O inesperado, na literatura, é sempre um bom amigo que o eu leitor reencontra com um abraço e um sorriso. Especialmente quando lê coisas em que ele não abunda, como contos tradicionais, consabidamente feitos em boa medida de retalhos remastigados e reutilizados à medida das necessidades. E sim, é verdade que há muito de repetido neste Os Três Aprendizes, conto que é mesmo dos Irmãos Grimm, construído a partir de outros dois. Não é a primeira vez que se encontram aqui aprendizes, o número três é repetido até à exaustão, há fartura de outros contos em que os protagonistas partem pelo mundo fora, e mesmo tratos faustianos já apareceram vários nestas páginas.
O que é inesperado aqui não é tanto ou propriamente o que aqui se encontra.

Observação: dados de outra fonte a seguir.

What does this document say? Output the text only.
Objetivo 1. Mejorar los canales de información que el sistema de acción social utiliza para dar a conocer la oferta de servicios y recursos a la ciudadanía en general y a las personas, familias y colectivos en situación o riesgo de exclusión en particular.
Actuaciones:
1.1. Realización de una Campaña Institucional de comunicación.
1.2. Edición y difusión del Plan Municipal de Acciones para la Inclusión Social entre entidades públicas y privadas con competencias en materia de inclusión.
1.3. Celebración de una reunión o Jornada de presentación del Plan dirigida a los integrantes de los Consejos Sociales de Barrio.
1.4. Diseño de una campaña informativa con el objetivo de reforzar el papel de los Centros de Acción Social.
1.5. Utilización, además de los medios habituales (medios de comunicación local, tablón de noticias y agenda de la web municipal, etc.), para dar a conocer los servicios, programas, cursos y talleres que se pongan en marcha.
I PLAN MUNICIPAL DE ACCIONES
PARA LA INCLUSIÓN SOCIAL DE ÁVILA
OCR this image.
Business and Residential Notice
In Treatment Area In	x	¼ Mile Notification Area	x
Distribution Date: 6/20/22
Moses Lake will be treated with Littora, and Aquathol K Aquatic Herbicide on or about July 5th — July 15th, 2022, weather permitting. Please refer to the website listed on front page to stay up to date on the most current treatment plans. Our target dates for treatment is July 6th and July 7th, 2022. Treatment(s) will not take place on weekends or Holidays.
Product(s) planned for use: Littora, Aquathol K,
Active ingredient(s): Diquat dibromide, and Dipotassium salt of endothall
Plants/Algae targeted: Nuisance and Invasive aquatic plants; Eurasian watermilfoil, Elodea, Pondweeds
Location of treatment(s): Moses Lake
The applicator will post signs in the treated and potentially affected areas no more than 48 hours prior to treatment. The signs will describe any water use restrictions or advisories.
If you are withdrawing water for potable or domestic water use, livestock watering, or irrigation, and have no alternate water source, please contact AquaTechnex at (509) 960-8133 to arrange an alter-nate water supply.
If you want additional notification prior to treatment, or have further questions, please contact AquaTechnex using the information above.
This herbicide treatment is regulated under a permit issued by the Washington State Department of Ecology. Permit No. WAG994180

É já não ser a primeira vez que aparece um trato faustiano em que aqueles que vendem a alma ao Demo se dão bem com o negócio.
Porque é disso que aqui se trata. Os três aprendizes, sem encontrarem trabalho, veem-se obrigados a aceitar um negócio proposto pelo Diabo, e no fim tudo termina em bem, eles ricos e livres, o Diabo com a alma que queria apanhar (nenhuma das deles), e eu a pensar no motivo que poderá levar o povo teutónico a criar histórias destas.
Também poderia pensar nas razões que obrigam o Diabo a recorrer a este tipo de estratagemas para apanhar a alma de um criminoso, mas não vale a pena procurar lógica nestas histórias. Se valesse, podíamos perguntar: mas então o crime não garante o inferno, segundo os crentes? Nesse caso, para quê tanta coisa, se bastaria esperar? Não se percebe.
O inesperado é um bom amigo, e aqui espreitou. Ainda bem.